1-800-Janssen, or janssenmedinfo@its.jnj.com


We were not aware of “Right to try” laws at the time so that would be an obvious area to investigate further.

Looking at this process now and while I am sure I’m over simplifying, I think if selected “panels” existed (such as was the goal of the pilot project at NYU) to help patients obtain these drugs, it might be the most effective approach. In my mind, these panels would be a group of people with the staff, knowledge base, experience and credentials to interact with patients, lawyers, treating physicians, the FDA, drug sponsors, etc. to efficiently / effectively navigate through the “process” of obtaining drugs for patients requesting them.

[Fishermangents]

Hi Hunt, thanks for telling your experiences. I think you are right about going through your own physician first. For a doctor like Tefferi it is an important reference and also a gate to prevent every single individual to contact him directly. I am not sure from you story if the own doctor of your relative has tried to reach out for Tefferi also. It seems that your relative's doctor was on the right way by trying to put his patient into a CT, but the your relative's condition was simply too weak. It also seems that the development of the CT's was still in its beginning and the actual enrolment and infusion was not really started up broughtly. That means that hospitals don't have the channels and administrative tools yet to start infusing based on 'the right to try'. I have no experience with that, but I can imagine that a hospital needs to comply with quite some legally binding requirements in order to apply a new medicin on that basis. Then JnJ needs to agree too.
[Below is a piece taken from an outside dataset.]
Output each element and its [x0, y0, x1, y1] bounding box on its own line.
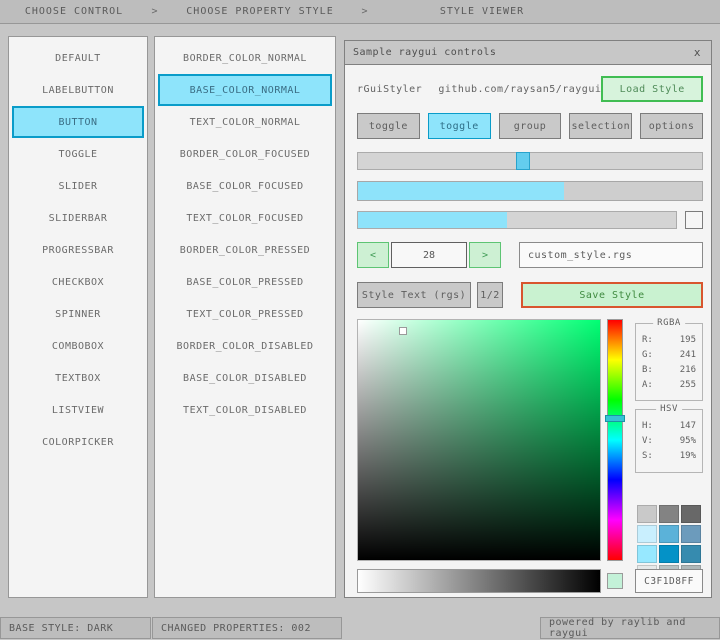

The other thing is that the 'right to try' legislation is new and hardly tried in the legal sense. At least I am not aware of existing cases. Your last point makes sense, although also here it seems it was just too early for imetelstat to be included in this NYU trial. Setting up such panels (or special patient groups grouped around a specific disease category or medicine), as you suggest would be a good idea, though. It can be done regionally so forces can be joined and costs can be shared (e.g. legal). Such a group will then collect experiences with all issues involved and develop channels towards hospitals, insureres and pharma's, so a single patient doesn't need to invent the wheel again. This would also take a large burden from the treating doctors, who often are simply too busy to spent so much extra time to a single patient.

Thanks for sharing this with us, much appreciated!